With the one-year anniversary of the Benghazi attacks next week and the department still recovering from the temporary closing of 19 embassies and consulates across the Middle East and North Africa because of a terrorist threat, the security of American diplomatic posts remains a major concern as well as the source of a highly charged debate about the Obama administration's ability to ensure the security of overseas outposts.
By this fall, the State Department plans to have sent dozens of additional diplomatic security agents to high-threat embassies, installed millions of dollars of advanced fire-survival gear and surveillance cameras in those diplomatic posts, and improved training for employees headed to the riskiest missions.
But diplomats and lawmakers have warned it will take years and billions more dollars to fully carry out the changes called for by the broader independent inquiry conducted last December by Thomas F. Pickering, a former senior ambassador.
Creating the latest review panel, which was led by Mark Sullivan, a former Secret Service director, was one of 29 recommendations proposed by Mr. Pickering's inquiry, called the Accountability Review Board. Mr. Sullivan's five-member panel was charged with identifying "best practices" used in the public and private sectors to address security, intelligence, accountability and risk management, all problems at the State Department.
The panel provided its report to the department late last week. A copy was given to The New York Times by someone who felt it was important to publicize the panel's findings on diplomatic security.
A department spokesman, Alec Gerlach, declined to comment on the report until it is formally submitted.

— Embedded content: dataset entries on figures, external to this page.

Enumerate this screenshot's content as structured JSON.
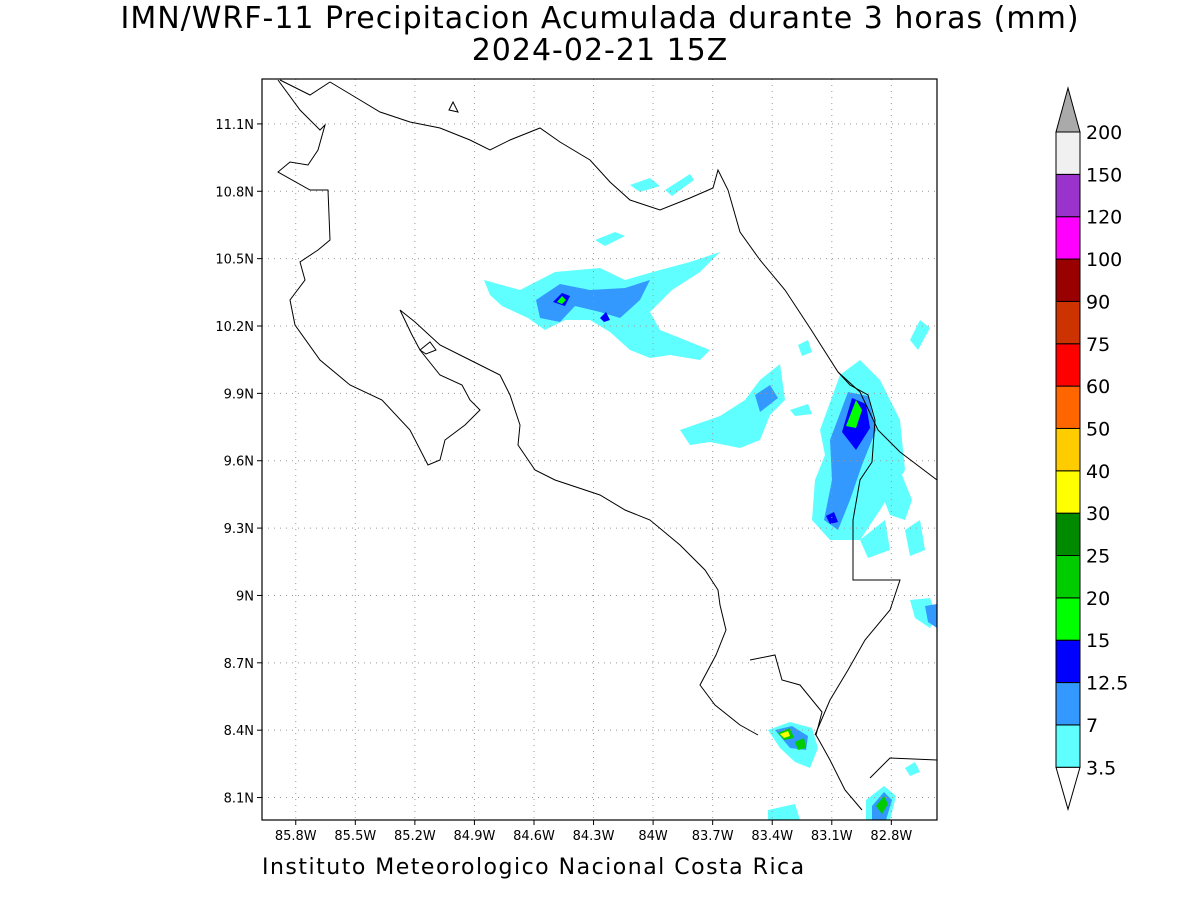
{
  "title": "IMN/WRF-11 Precipitacion Acumulada durante 3 horas (mm)",
  "subtitle": "2024-02-21 15Z",
  "footer": "Instituto Meteorologico Nacional Costa Rica",
  "map": {
    "lon_labels": [
      "85.8W",
      "85.5W",
      "85.2W",
      "84.9W",
      "84.6W",
      "84.3W",
      "84W",
      "83.7W",
      "83.4W",
      "83.1W",
      "82.8W"
    ],
    "lat_labels": [
      "11.1N",
      "10.8N",
      "10.5N",
      "10.2N",
      "9.9N",
      "9.6N",
      "9.3N",
      "9N",
      "8.7N",
      "8.4N",
      "8.1N"
    ],
    "lon_range": [
      -85.97,
      -82.57
    ],
    "lat_range": [
      8.0,
      11.3
    ],
    "grid": true
  },
  "colorbar": {
    "levels": [
      "3.5",
      "7",
      "12.5",
      "15",
      "20",
      "25",
      "30",
      "40",
      "50",
      "60",
      "75",
      "90",
      "100",
      "120",
      "150",
      "200"
    ],
    "colors": [
      "#ffffff",
      "#5fffff",
      "#3399ff",
      "#0000ff",
      "#00ff00",
      "#00cc00",
      "#008a00",
      "#ffff00",
      "#ffcc00",
      "#ff6600",
      "#ff0000",
      "#cc3300",
      "#990000",
      "#ff00ff",
      "#9933cc",
      "#f0f0f0",
      "#aaaaaa"
    ]
  }
}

The State Department late last year appointed for the first time a senior official -- a deputy assistant secretary of state -- to ensure that embassies and consulates in dangerous places got sufficient attention. But this review found that step insufficient, noting that in Washington, clear lines of authority and responsibility for diplomatic security were lacking. The report said a new under secretary would be responsible for "conducting threat and vulnerability assessments to identify risk" and recommending safeguards.
Congress created the Bureau of Diplomatic Security in 1986 as part of legislation to strengthen diplomatic posts after the bombing of the United States Embassy and Marine Corps barracks in Beirut, Lebanon, in 1983. The bureau's 2,000 special agents and a network of engineers and other staff members protect about 150,000 employees and family members.
But the Benghazi attacks cast a harsh spotlight on the bureau. Three of the four State Department officials removed from their posts and placed on administrative leave last December after Mr. Pickering's report were diplomatic security personnel. Secretary of State John Kerry last month reinstated the officials, who were reassigned to jobs with less responsibility, according to a State Department official who spoke on the condition of anonymity to discuss personnel issues.
Elevating diplomatic security is not a new idea. A similar recommendation was made after embassies in Kenya and Tanzania were attacked in 1998.
The latest recommendation has received a skeptical reception from some lawmakers. "I won't endorse a new undersecretary position until the State Department provides the committee with a compelling rationale," Representative Ed Royce, a California Republican who is chairman of the House Foreign Affairs Committee, said. "More bureaucracy is not synonymous with effective security."